I believe the formula to use is this: r = mv/qB
and it should look like this with what is given:
r = (2.5 X 10^-26 kg) v / (1.6 X 10^-19)(.50T)

if that is correct, the only thing I'm having trouble with is the velocity. How do I find the velocity?

if that isn't correct, then I'm lost.

Thank you for your help.

 

[al_201314]

Hi :)

The formula you stated is absolutely correct. To find the velocity after being accelerated, first you'll have to find the energy the ion has gained from rest to after being accelerated. Since the ion is singly charged, it carries a charge of 1.6 X 10 ^-19.

Energy gained by the ion = qV where q is the charge of the ion and V the P.D.

This value is equivalent to the KE gained by the ion which is = 1/2(m)(v)^2. You can then find the velocity. Should work out to approx 5.66 X 10^4 ms^-1

 

[Hootenanny]

Just to add to what al_201314 said, if the velocity was to become very close to the speed of light (c), you would have to use the equation for relativistic kinetic energy. However, as in this case the velocity is much less than c, using standard kinetic energy is a good approximation.

~H

 

[Trista]

Hi :)


Energy gained by the ion = qV where q is the charge of the ion and V the P.D.

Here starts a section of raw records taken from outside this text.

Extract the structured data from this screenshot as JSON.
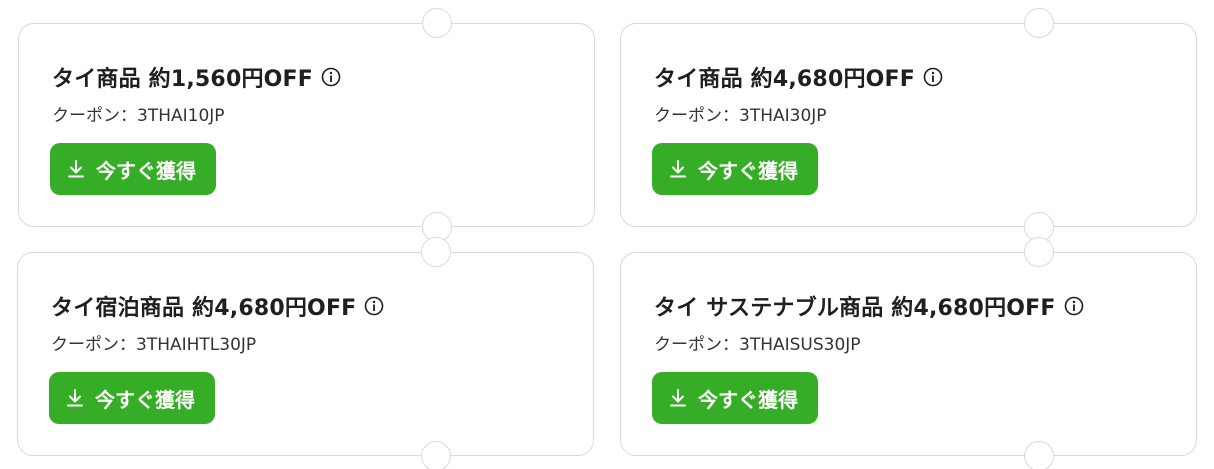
{
  "coupons": [
    {
      "title": "タイ商品 約1,560円OFF",
      "code_label": "クーポン：3THAI10JP",
      "button_label": "今すぐ獲得"
    },
    {
      "title": "タイ商品 約4,680円OFF",
      "code_label": "クーポン：3THAI30JP",
      "button_label": "今すぐ獲得"
    },
    {
      "title": "タイ宿泊商品 約4,680円OFF",
      "code_label": "クーポン：3THAIHTL30JP",
      "button_label": "今すぐ獲得"
    },
    {
      "title": "タイ サステナブル商品 約4,680円OFF",
      "code_label": "クーポン：3THAISUS30JP",
      "button_label": "今すぐ獲得"
    }
  ],
  "colors": {
    "button": "#36ad26",
    "border": "#d9d9d9",
    "title": "#1f1f1f"
  },
  "icons": {
    "info": "info-icon",
    "download": "download-icon"
  }
}
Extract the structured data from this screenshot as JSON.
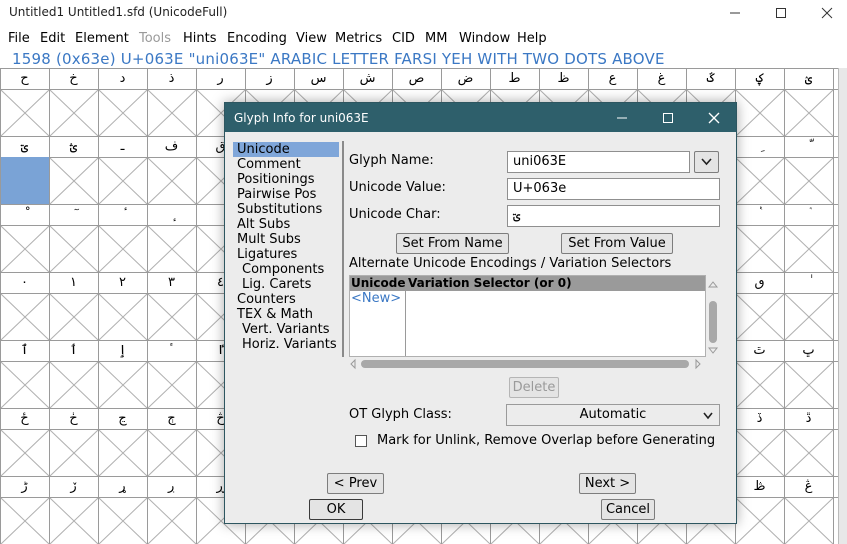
{
  "window": {
    "title": "Untitled1  Untitled1.sfd (UnicodeFull)",
    "minimize_icon": "minimize-icon",
    "maximize_icon": "maximize-icon",
    "close_icon": "close-icon"
  },
  "menubar": {
    "items": [
      "File",
      "Edit",
      "Element",
      "Tools",
      "Hints",
      "Encoding",
      "View",
      "Metrics",
      "CID",
      "MM",
      "Window",
      "Help"
    ]
  },
  "glyph_info_line": "1598 (0x63e) U+063E \"uni063E\" ARABIC LETTER FARSI YEH WITH TWO DOTS ABOVE",
  "grid": {
    "rows": [
      [
        "ح",
        "خ",
        "د",
        "ذ",
        "ر",
        "ز",
        "س",
        "ش",
        "ص",
        "ض",
        "ط",
        "ظ",
        "ع",
        "غ",
        "ػ",
        "ؼ",
        "ؽ"
      ],
      [
        "ؾ",
        "ؿ",
        "ـ",
        "ف",
        "ق",
        "",
        "",
        "",
        "",
        "",
        "",
        "",
        "",
        "",
        "",
        "ِ",
        "ّ"
      ],
      [
        "ْ",
        "ٓ",
        "ٔ",
        "ٕ",
        "ٖ",
        "",
        "",
        "",
        "",
        "",
        "",
        "",
        "",
        "",
        "",
        "ٝ",
        "ٞ"
      ],
      [
        "٠",
        "١",
        "٢",
        "٣",
        "٤",
        "",
        "",
        "",
        "",
        "",
        "",
        "",
        "",
        "",
        "",
        "ٯ",
        "ٰ"
      ],
      [
        "ٱ",
        "ٲ",
        "ٳ",
        "ٴ",
        "ٵ",
        "",
        "",
        "",
        "",
        "",
        "",
        "",
        "",
        "",
        "",
        "ٿ",
        "ڀ"
      ],
      [
        "ځ",
        "ڂ",
        "ڃ",
        "ڄ",
        "څ",
        "",
        "",
        "",
        "",
        "",
        "",
        "",
        "",
        "",
        "",
        "ڏ",
        "ڐ"
      ],
      [
        "ڑ",
        "ڒ",
        "ړ",
        "ڔ",
        "ڕ",
        "",
        "",
        "",
        "",
        "",
        "",
        "",
        "",
        "",
        "",
        "ڟ",
        "ڠ"
      ]
    ]
  },
  "dialog": {
    "title": "Glyph Info for uni063E",
    "minimize_icon": "minimize-icon",
    "maximize_icon": "maximize-icon",
    "close_icon": "close-icon",
    "side_items": [
      {
        "label": "Unicode",
        "indent": false,
        "active": true
      },
      {
        "label": "Comment",
        "indent": false,
        "active": false
      },
      {
        "label": "Positionings",
        "indent": false,
        "active": false
      },
      {
        "label": "Pairwise Pos",
        "indent": false,
        "active": false
      },
      {
        "label": "Substitutions",
        "indent": false,
        "active": false
      },
      {
        "label": "Alt Subs",
        "indent": false,
        "active": false
      },
      {
        "label": "Mult Subs",
        "indent": false,
        "active": false
      },
      {
        "label": "Ligatures",
        "indent": false,
        "active": false
      },
      {
        "label": "Components",
        "indent": true,
        "active": false
      },
      {
        "label": "Lig. Carets",
        "indent": true,
        "active": false
      },
      {
        "label": "Counters",
        "indent": false,
        "active": false
      },
      {
        "label": "TEX & Math",
        "indent": false,
        "active": false
      },
      {
        "label": "Vert. Variants",
        "indent": true,
        "active": false
      },
      {
        "label": "Horiz. Variants",
        "indent": true,
        "active": false
      }
    ],
    "glyph_name_label": "Glyph Name:",
    "glyph_name_value": "uni063E",
    "unicode_value_label": "Unicode Value:",
    "unicode_value": "U+063e",
    "unicode_char_label": "Unicode Char:",
    "unicode_char": "ؾ",
    "set_from_name": "Set From Name",
    "set_from_value": "Set From Value",
    "alt_title": "Alternate Unicode Encodings / Variation Selectors",
    "alt_col_unicode": "Unicode",
    "alt_col_selector": "Variation Selector (or 0)",
    "alt_new": "<New>",
    "delete": "Delete",
    "ot_class_label": "OT Glyph Class:",
    "ot_class_value": "Automatic",
    "unlink_label": "Mark for Unlink, Remove Overlap before Generating",
    "unlink_checked": false,
    "prev": "< Prev",
    "next": "Next >",
    "ok": "OK",
    "cancel": "Cancel"
  },
  "colors": {
    "dialog_titlebar": "#2e5f6b",
    "selection": "#7fa6d9",
    "info_text": "#3b78c4"
  }
}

This value is equivalent to the KE gained by the ion which is = 1/2(m)(v)^2. You can then find the velocity. Should work out to approx 5.66 X 10^4 ms^-1

THANK YOU... I got it. SO MUCH HELP! thank you thank you thank you

 

[al_201314]

Just to add to what al_201314 said, if the velocity was to become very close to the speed of light (c), you would have to use the equation for relativistic kinetic energy. However, as in this case the velocity is much less than c, using standard kinetic energy is a good approximation.

Is there a way to relate the classical 1/2m(v)^2 to E=m(c)^2? Does it mean to say that if the ion is moving close to the speed of light it will possesses energy equivalent to its mass an the square of the speed of light? Why is this so since even a stationary mass will have energy according to E=m(c)^2?

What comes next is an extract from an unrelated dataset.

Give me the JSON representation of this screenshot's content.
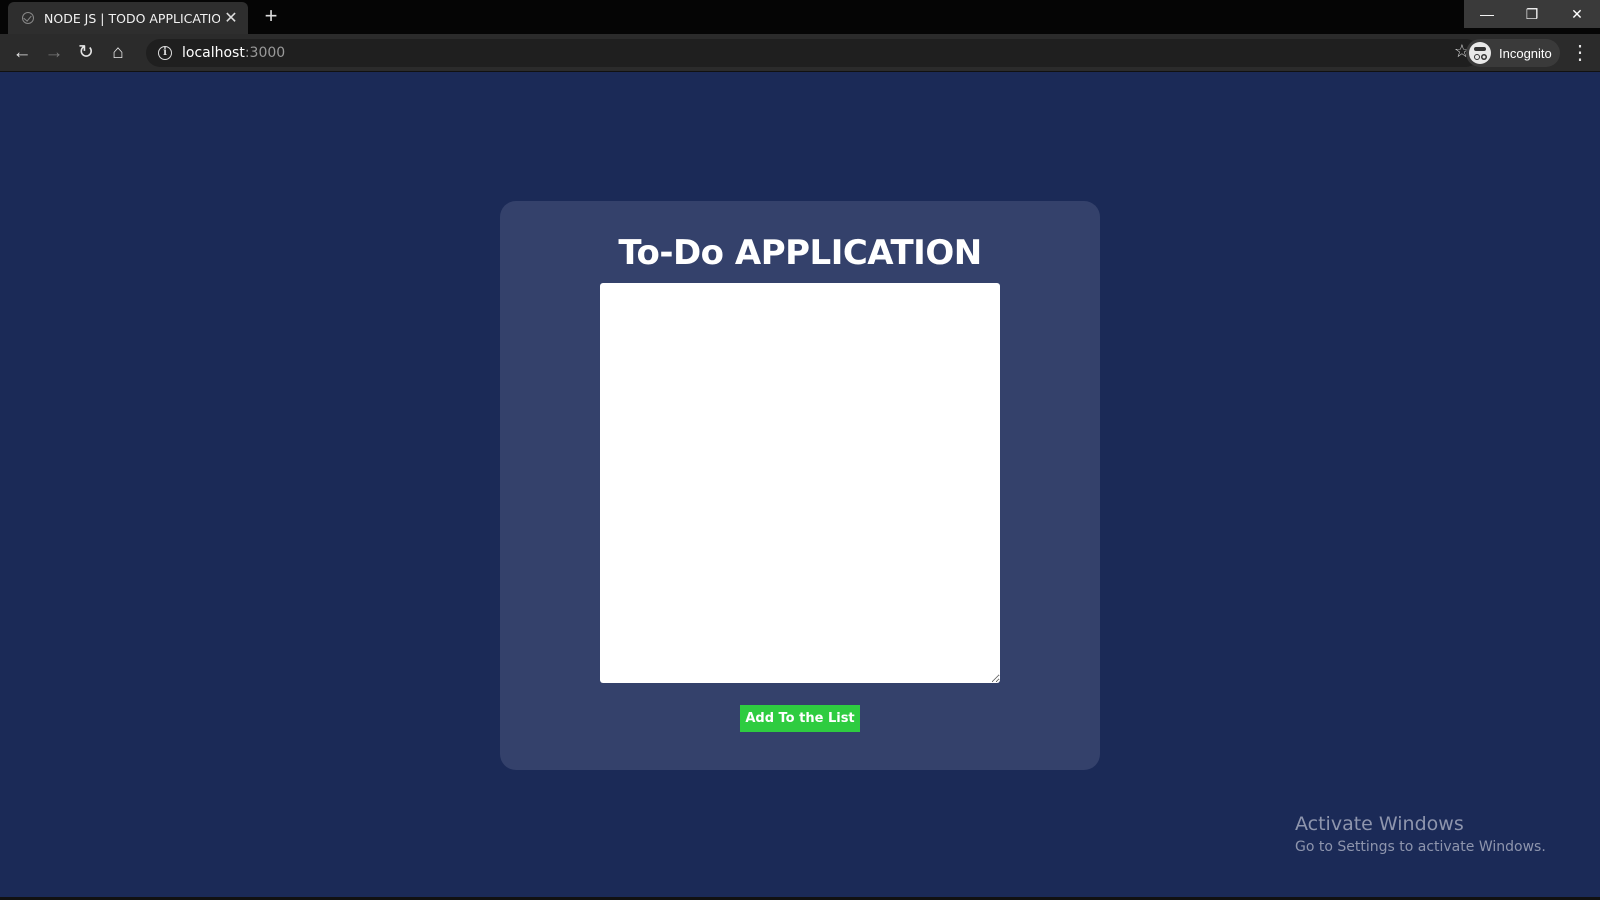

Thanks for the help, these questions just got to me when I read your post and I do not have a deep understanding of relativity.

 

[Hootenanny]

Is there a way to relate the classical 1/2m(v)^2 to E=m(c)^2? Does it mean to say that if the ion is moving close to the speed of light it will possesses energy equivalent to its mass an the square of the speed of light? Why is this so since even a stationary mass will have energy according to E=m(c)^2?

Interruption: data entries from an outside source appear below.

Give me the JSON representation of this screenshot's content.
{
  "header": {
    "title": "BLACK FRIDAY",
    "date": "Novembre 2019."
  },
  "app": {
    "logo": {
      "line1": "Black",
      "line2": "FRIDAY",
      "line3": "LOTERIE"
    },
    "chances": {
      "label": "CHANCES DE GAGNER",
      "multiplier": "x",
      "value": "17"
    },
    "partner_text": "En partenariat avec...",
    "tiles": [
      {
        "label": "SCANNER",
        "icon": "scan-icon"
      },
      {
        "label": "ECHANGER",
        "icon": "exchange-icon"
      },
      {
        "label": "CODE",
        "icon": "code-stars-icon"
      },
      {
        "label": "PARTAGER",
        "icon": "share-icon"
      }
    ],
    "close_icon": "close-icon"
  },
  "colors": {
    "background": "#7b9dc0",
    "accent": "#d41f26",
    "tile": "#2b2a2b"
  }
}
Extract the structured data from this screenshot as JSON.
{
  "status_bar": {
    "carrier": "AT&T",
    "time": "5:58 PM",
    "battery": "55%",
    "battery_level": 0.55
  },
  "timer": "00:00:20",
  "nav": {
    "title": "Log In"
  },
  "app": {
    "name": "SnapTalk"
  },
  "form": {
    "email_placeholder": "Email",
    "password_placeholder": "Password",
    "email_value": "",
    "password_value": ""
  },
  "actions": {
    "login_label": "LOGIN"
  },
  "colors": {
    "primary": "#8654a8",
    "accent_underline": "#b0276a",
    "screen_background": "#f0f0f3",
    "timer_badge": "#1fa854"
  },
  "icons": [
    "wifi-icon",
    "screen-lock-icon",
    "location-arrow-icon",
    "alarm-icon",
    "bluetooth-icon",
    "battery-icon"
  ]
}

Thanks for the help, these questions just got to me when I read your post and I do not have a deep understanding of relativity.

There most certainly is. The full equation for relativistic kinetic energy is given by;

$$E_{k} = \frac{m_{0}c^2}{\sqrt{1 - \frac{v^2}{c^2}}} - m_{0}c^2$$

Where $m_{0}$ is the rest mass of the object. Regarding you question;

Why is this so since even a stationary mass will have energy according to E=m(c)^2?

See what happens to the above equation when you let v = 0.

E = mc² takes into account both rest and kinetic energy; note however, that m is not the rest mass.

~H

 

[al_201314]

Thanks H~ for the explanation.